与Matlab ifft的Ooura逆FFT差异

Question

Today while struggling to make my C++ code (using Ooura FFT library) to give the same results as Matlab does, I finally found a problem and a solution.

In Matlab calculating reverse coefficients for a grid of amplitude-frequency response is done in a following way (code fragment from Matlab's internal fir2() function):

%H contains 8192 points of AFR data
Hconj = [H conj(H(npt-1:-1:2))];   % Fourier transform of real series
ht = real(ifft(Hconj));            % Symmetric real series

as a result we get back 16384 bins, and the second half of them can be thrown away, but the first half can later be used as FIR coefficients.

But if I do the same in Ooura using Real DFT rdft() function, I get coefficients which create a mirror effect in the resulting AFR, all the frequencies on the AFR plot are divided by 2.

So an idea came to me: in my C++ code I made my H twice as big (16384 points) and filled them all with frequency data without mirroring. And voila! it worked, now I got 16384 points, throw away everything after 8192 point and now the resulting AFR matches the Matlab's.
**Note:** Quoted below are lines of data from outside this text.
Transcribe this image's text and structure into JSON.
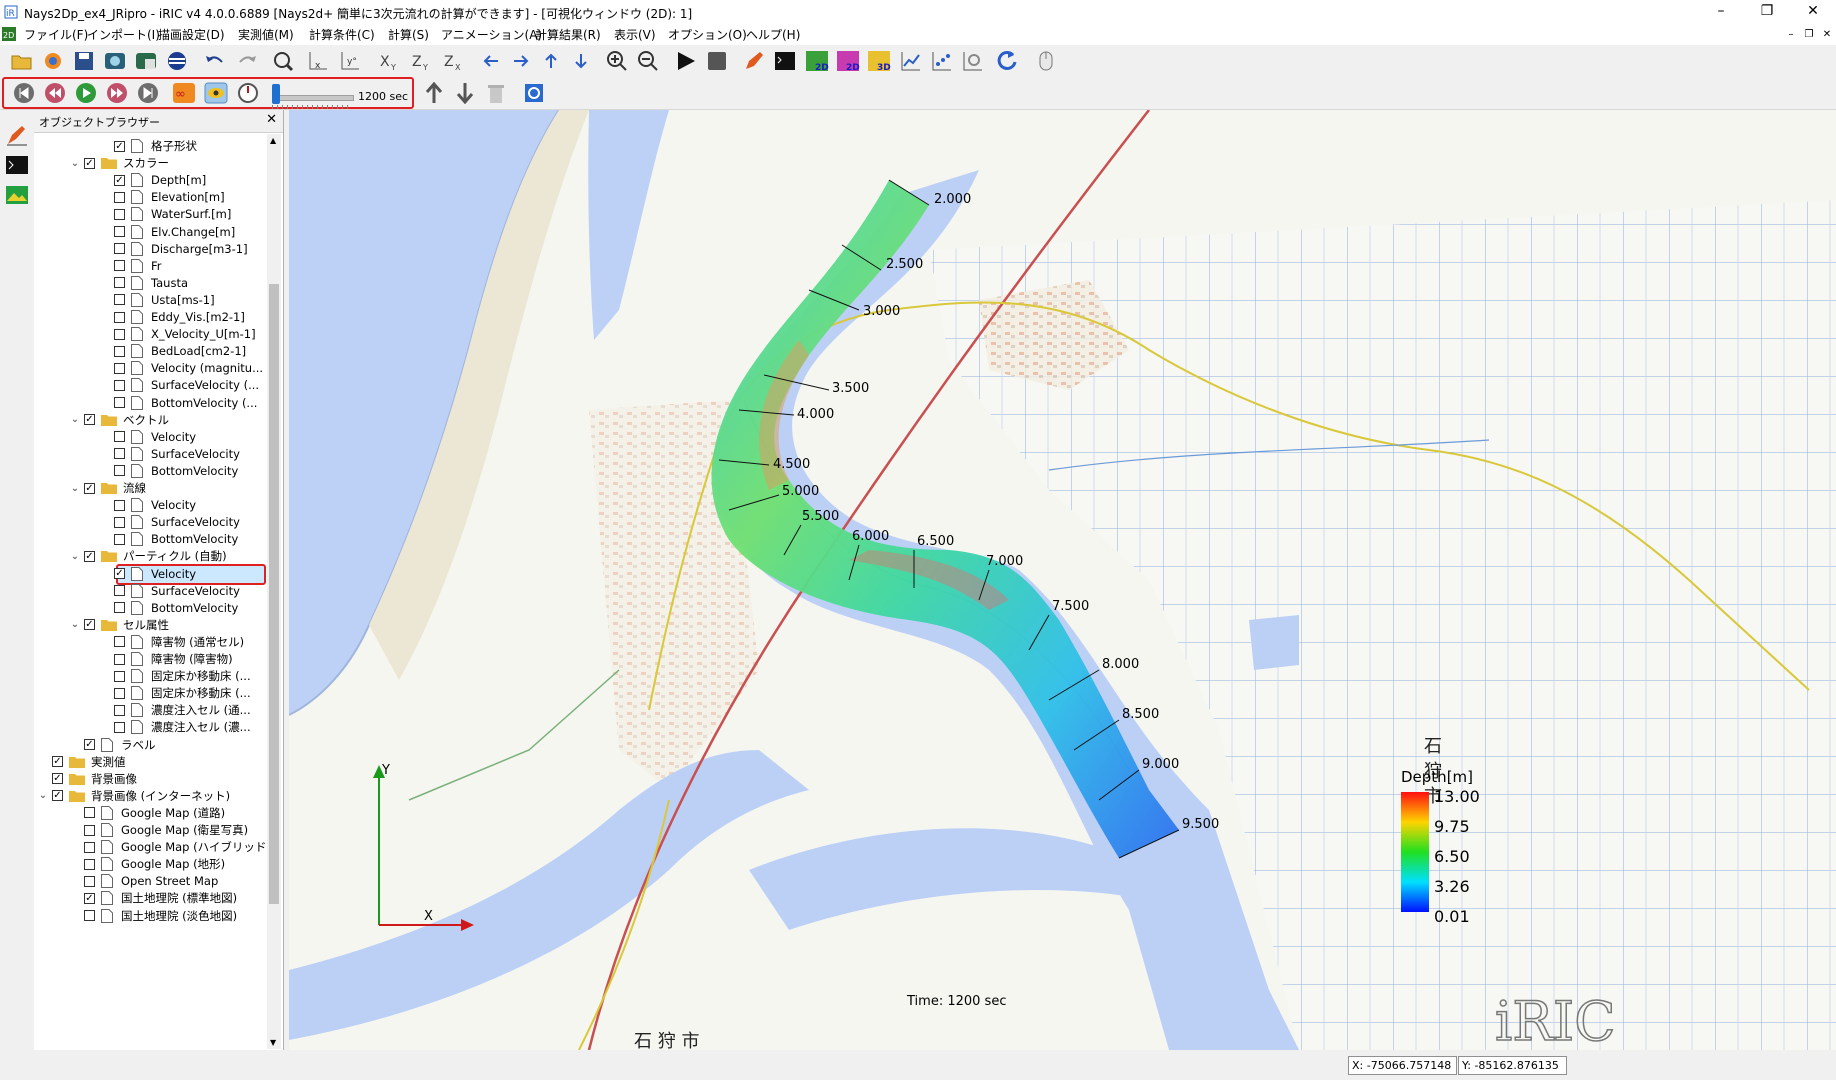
{
  "window": {
    "title": "Nays2Dp_ex4_JRipro - iRIC v4 4.0.0.6889 [Nays2d+ 簡単に3次元流れの計算ができます] - [可視化ウィンドウ (2D): 1]",
    "minimize": "–",
    "restore": "❐",
    "close": "✕"
  },
  "menu": [
    "ファイル(F)",
    "インポート(I)",
    "描画設定(D)",
    "実測値(M)",
    "計算条件(C)",
    "計算(S)",
    "アニメーション(A)",
    "計算結果(R)",
    "表示(V)",
    "オプション(O)",
    "ヘルプ(H)"
  ],
  "animation": {
    "time_label": "1200 sec",
    "progress": 0.02
  },
  "browser": {
    "title": "オブジェクトブラウザー",
    "close": "✕",
    "items": [
      {
        "label": "格子形状",
        "checked": true,
        "type": "file",
        "indent": 2,
        "expand": ""
      },
      {
        "label": "スカラー",
        "checked": true,
        "type": "folder",
        "indent": 1,
        "expand": "v"
      },
      {
        "label": "Depth[m]",
        "checked": true,
        "type": "file",
        "indent": 2,
        "expand": ""
      },
      {
        "label": "Elevation[m]",
        "checked": false,
        "type": "file",
        "indent": 2,
        "expand": ""
      },
      {
        "label": "WaterSurf.[m]",
        "checked": false,
        "type": "file",
        "indent": 2,
        "expand": ""
      },
      {
        "label": "Elv.Change[m]",
        "checked": false,
        "type": "file",
        "indent": 2,
        "expand": ""
      },
      {
        "label": "Discharge[m3-1]",
        "checked": false,
        "type": "file",
        "indent": 2,
        "expand": ""
      },
      {
        "label": "Fr",
        "checked": false,
        "type": "file",
        "indent": 2,
        "expand": ""
      },
      {
        "label": "Tausta",
        "checked": false,
        "type": "file",
        "indent": 2,
        "expand": ""
      },
      {
        "label": "Usta[ms-1]",
        "checked": false,
        "type": "file",
        "indent": 2,
        "expand": ""
      },
      {
        "label": "Eddy_Vis.[m2-1]",
        "checked": false,
        "type": "file",
        "indent": 2,
        "expand": ""
      },
      {
        "label": "X_Velocity_U[m-1]",
        "checked": false,
        "type": "file",
        "indent": 2,
        "expand": ""
      },
      {
        "label": "BedLoad[cm2-1]",
        "checked": false,
        "type": "file",
        "indent": 2,
        "expand": ""
      },
      {
        "label": "Velocity (magnitu...",
        "checked": false,
        "type": "file",
        "indent": 2,
        "expand": ""
      },
      {
        "label": "SurfaceVelocity (...",
        "checked": false,
        "type": "file",
        "indent": 2,
        "expand": ""
      },
      {
        "label": "BottomVelocity (...",
        "checked": false,
        "type": "file",
        "indent": 2,
        "expand": ""
      },
      {
        "label": "ベクトル",
        "checked": true,
        "type": "folder",
        "indent": 1,
        "expand": "v"
      },
      {
        "label": "Velocity",
        "checked": false,
        "type": "file",
        "indent": 2,
        "expand": ""
      },
      {
        "label": "SurfaceVelocity",
        "checked": false,
        "type": "file",
        "indent": 2,
        "expand": ""
      },
      {
        "label": "BottomVelocity",
        "checked": false,
        "type": "file",
        "indent": 2,
        "expand": ""
      },
      {
        "label": "流線",
        "checked": true,
        "type": "folder",
        "indent": 1,
        "expand": "v"
      },
      {
        "label": "Velocity",
        "checked": false,
        "type": "file",
        "indent": 2,
        "expand": ""
      },
      {
        "label": "SurfaceVelocity",
        "checked": false,
        "type": "file",
        "indent": 2,
        "expand": ""
      },
      {
        "label": "BottomVelocity",
        "checked": false,
        "type": "file",
        "indent": 2,
        "expand": ""
      },
      {
        "label": "パーティクル (自動)",
        "checked": true,
        "type": "folder",
        "indent": 1,
        "expand": "v"
      },
      {
        "label": "Velocity",
        "checked": true,
        "type": "file",
        "indent": 2,
        "expand": "",
        "selected": true
      },
      {
        "label": "SurfaceVelocity",
        "checked": false,
        "type": "file",
        "indent": 2,
        "expand": ""
      },
      {
        "label": "BottomVelocity",
        "checked": false,
        "type": "file",
        "indent": 2,
        "expand": ""
      },
      {
        "label": "セル属性",
        "checked": true,
        "type": "folder",
        "indent": 1,
        "expand": "v"
      },
      {
        "label": "障害物 (通常セル)",
        "checked": false,
        "type": "file",
        "indent": 2,
        "expand": ""
      },
      {
        "label": "障害物 (障害物)",
        "checked": false,
        "type": "file",
        "indent": 2,
        "expand": ""
      },
      {
        "label": "固定床か移動床 (...",
        "checked": false,
        "type": "file",
        "indent": 2,
        "expand": ""
      },
      {
        "label": "固定床か移動床 (...",
        "checked": false,
        "type": "file",
        "indent": 2,
        "expand": ""
      },
      {
        "label": "濃度注入セル (通...",
        "checked": false,
        "type": "file",
        "indent": 2,
        "expand": ""
      },
      {
        "label": "濃度注入セル (濃...",
        "checked": false,
        "type": "file",
        "indent": 2,
        "expand": ""
      },
      {
        "label": "ラベル",
        "checked": true,
        "type": "file",
        "indent": 1,
        "expand": ""
      },
      {
        "label": "実測値",
        "checked": true,
        "type": "folder",
        "indent": 0,
        "expand": ""
      },
      {
        "label": "背景画像",
        "checked": true,
        "type": "folder",
        "indent": 0,
        "expand": ""
      },
      {
        "label": "背景画像 (インターネット)",
        "checked": true,
        "type": "folder",
        "indent": 0,
        "expand": "v"
      },
      {
        "label": "Google Map (道路)",
        "checked": false,
        "type": "file",
        "indent": 1,
        "expand": ""
      },
      {
        "label": "Google Map (衛星写真)",
        "checked": false,
        "type": "file",
        "indent": 1,
        "expand": ""
      },
      {
        "label": "Google Map (ハイブリッド)",
        "checked": false,
        "type": "file",
        "indent": 1,
        "expand": ""
      },
      {
        "label": "Google Map (地形)",
        "checked": false,
        "type": "file",
        "indent": 1,
        "expand": ""
      },
      {
        "label": "Open Street Map",
        "checked": false,
        "type": "file",
        "indent": 1,
        "expand": ""
      },
      {
        "label": "国土地理院 (標準地図)",
        "checked": true,
        "type": "file",
        "indent": 1,
        "expand": ""
      },
      {
        "label": "国土地理院 (淡色地図)",
        "checked": false,
        "type": "file",
        "indent": 1,
        "expand": ""
      }
    ]
  },
  "map": {
    "stations": [
      "2.000",
      "2.500",
      "3.000",
      "3.500",
      "4.000",
      "4.500",
      "5.000",
      "5.500",
      "6.000",
      "6.500",
      "7.000",
      "7.500",
      "8.000",
      "8.500",
      "9.000",
      "9.500"
    ],
    "legend": {
      "title": "Depth[m]",
      "values": [
        "13.00",
        "9.75",
        "6.50",
        "3.26",
        "0.01"
      ]
    },
    "time_text": "Time:  1200 sec",
    "axis_x": "X",
    "axis_y": "Y",
    "city_label": [
      "石",
      "狩",
      "市"
    ],
    "bottom_label": "石  狩  市",
    "logo": "iRIC"
  },
  "status": {
    "x_coord": "X: -75066.757148",
    "y_coord": "Y: -85162.876135"
  },
  "colors": {
    "accent_red": "#e02020",
    "river_blue": "#b9ccf5",
    "selection": "#cce8ff"
  }
}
I was convinced that all standard FFT implementations need this mirroring. Is it just a quirk of Ooura that it DOES NOT need mirroring data in input, or maybe there is something else going on?

Answer 1

A "real" FFT often does the mirroring internally by automatically using the complex conjugates of the input for the mirrored values. A standard FFT/IFFT doesn't do this because it has twice the degrees of freedom (eg to produce a complex output or, say, a complex domain filter from an IFFT) of an FFT/IFFT implementation constrained to real-only output.

The frequency bin step size of an FFT is controlled by its length. Half the length produces half the frequency step size, as in your original trial.